Paa perkara Babay, Hukumonline mendapatkan salinan petikan putusan dengan Nomor 172/Pid.Sus-TPK/2025/PN Smg. Putusan itu menyatakan Babay dibebaskan dari segala dakwaan penuntut umum, dikeluarkan dari tahanan, dan dikembalikan harkat dan martabatnya.
“Menyatakan Terdakwa Babay Farid Wazdi tersebut di atas, tidak terbukti secara sah dan meyakinkan bersalah melakukan tindak pidana sebagaimana didakwakan dalam dakwaan Penuntut Umum seluruhnya. Membebaskan Terdakwa oleh karena itu dari seluruh Dakwaan Penuntut Umum,” ujar majelis hakim.
Namun, di petikan putusan tersebut tidak tertera apa pertimbangan yang membuat majelis membebaskan Babay.
Penasihat Hukum Babay, Doddy Abdulkadir, mengaku bersyukur atas putusan ini. Ia mengatakan inti dari pertimbangan majelis adalah perbuatan yang dilakukan kliennya sudah sesuai dengan peraturan perundang-undangan yang berlaku dan telah berpedoman pada prinsip Good Corporate Governance.
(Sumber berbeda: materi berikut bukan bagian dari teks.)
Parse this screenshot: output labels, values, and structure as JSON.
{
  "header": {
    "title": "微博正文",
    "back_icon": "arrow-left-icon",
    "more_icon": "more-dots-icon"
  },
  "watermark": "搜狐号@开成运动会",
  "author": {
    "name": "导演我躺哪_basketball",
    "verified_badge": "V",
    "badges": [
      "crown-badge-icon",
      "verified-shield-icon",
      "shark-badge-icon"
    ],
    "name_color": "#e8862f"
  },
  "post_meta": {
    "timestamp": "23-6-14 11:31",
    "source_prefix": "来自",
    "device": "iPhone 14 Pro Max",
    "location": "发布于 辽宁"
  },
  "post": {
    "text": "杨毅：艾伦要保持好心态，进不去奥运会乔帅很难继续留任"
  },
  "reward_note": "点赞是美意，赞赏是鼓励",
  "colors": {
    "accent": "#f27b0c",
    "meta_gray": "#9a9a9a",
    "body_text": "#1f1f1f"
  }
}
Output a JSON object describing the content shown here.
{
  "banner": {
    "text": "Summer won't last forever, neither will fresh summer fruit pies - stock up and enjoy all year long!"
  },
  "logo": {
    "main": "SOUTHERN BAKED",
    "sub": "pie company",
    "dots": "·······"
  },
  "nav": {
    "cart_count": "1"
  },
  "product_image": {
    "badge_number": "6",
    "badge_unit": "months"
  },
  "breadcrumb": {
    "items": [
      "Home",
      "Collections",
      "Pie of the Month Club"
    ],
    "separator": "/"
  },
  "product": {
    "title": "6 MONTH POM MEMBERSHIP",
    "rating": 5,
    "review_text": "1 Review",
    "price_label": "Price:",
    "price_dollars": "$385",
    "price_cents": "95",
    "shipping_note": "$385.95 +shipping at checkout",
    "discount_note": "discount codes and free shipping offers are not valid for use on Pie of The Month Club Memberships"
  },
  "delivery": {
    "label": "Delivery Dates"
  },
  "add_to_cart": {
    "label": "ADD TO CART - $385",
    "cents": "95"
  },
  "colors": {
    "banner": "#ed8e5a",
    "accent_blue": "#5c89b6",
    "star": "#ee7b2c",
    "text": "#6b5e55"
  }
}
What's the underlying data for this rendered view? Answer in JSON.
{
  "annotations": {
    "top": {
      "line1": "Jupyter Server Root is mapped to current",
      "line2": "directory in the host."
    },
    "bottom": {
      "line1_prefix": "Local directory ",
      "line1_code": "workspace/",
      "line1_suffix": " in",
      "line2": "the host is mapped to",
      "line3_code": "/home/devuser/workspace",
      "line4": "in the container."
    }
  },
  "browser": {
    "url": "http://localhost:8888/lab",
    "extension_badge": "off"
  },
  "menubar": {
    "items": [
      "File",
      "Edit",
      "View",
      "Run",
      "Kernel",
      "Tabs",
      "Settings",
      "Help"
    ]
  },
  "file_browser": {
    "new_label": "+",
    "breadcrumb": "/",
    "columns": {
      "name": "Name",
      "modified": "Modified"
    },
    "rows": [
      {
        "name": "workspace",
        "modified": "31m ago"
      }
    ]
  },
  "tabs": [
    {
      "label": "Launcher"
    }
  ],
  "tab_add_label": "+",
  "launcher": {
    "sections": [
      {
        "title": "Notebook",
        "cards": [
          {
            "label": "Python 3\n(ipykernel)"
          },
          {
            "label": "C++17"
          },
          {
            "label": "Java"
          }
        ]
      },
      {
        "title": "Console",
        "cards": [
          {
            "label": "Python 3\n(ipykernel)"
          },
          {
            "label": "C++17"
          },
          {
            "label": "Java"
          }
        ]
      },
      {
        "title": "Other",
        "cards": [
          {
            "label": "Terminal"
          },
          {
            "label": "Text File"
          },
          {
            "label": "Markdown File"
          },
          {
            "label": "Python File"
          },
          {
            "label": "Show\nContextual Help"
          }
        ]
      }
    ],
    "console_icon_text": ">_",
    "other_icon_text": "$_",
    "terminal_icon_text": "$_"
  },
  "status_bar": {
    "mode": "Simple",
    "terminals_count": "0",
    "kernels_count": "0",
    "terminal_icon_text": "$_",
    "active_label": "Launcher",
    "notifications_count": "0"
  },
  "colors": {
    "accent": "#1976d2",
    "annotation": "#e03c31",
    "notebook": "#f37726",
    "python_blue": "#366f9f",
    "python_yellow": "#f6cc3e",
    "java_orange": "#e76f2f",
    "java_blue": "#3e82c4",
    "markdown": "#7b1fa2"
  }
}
“Intinya kalau yang salah Debiturnya, jangan pihak perbankan yang disalahkan juga,” ujar Doddy kepada jurnalis.
Dirut BJB dan Bank Jateng Bebas
Selain Babay Farid Wazdi, Pengadilan Tipikor Semarang memvonis bebas Direktur Utama Bank PT Bank Pembangunan Daerah Jawa Barat dan Banten, Tbk (BJB) Yuddy Renaldi dalam kasus dugaan korupsi pemberian fasilitas kredit untuk PT Sritex yang merugikan bank milik pemerintah daerah itu sekitar Rp670 miliar.
“Menyatakan terdakwa tidak terbukti bersalah menurut dakwaan penuntut umum untuk seluruhnya,” kata Hakim Ketua Rommel Franciskus Tampubolon dalam sidang di Semarang, Kamis, (8/5/2026) seperti dilansir media.
Menurut majelis hakim, dakwaan penuntut umum yang disusun secara subsideritas, yakni melanggar Pasal 603 KUHP atau Pasal 3 UU Pemberantasan Tipikor tidak terbukti. Sebab tidak pernah ada perintah, penekanan, maupun intervensi dari terdakwa untuk memproses permohonan kredit PT Sritex. Permohonan kredit diproses sesuai ketentuan.
“Tidak ada bukti jika terdakwa telah menyalahgunakan kewenangan atau jabatan dalam memutus permohonan kredit,” katanya.
Selain itu, kata dia, tidak ditemukan kesalahan subjektif atau niat jahat, baik berupa kesengajaan maupun kelalaian. Ia mengatakan terdakwa juga tidak pernah mengetahui rekayasa laporan keuangan yang dilakukan oleh PT Sritex.
“Terdakwa tidak mempunyai kehendak untuk melawan hukum. Akibat hukum yang terjadi dalam perkara tersebut bukan konsekuensi perbuatan terdakwa, tetapi dari pihak lain di luar pengetahuan, kekuasaan, kehendak terdakwa,” katanya.
Direktur Utama Bank Jateng, Supriyatno, juga divonis bebas dalam kasus dugaan korupsi pemberian fasilitas kredit untuk PT Sritex yang merugikan bank milik pemerintah daerah itu sekitar Rp502 miliar.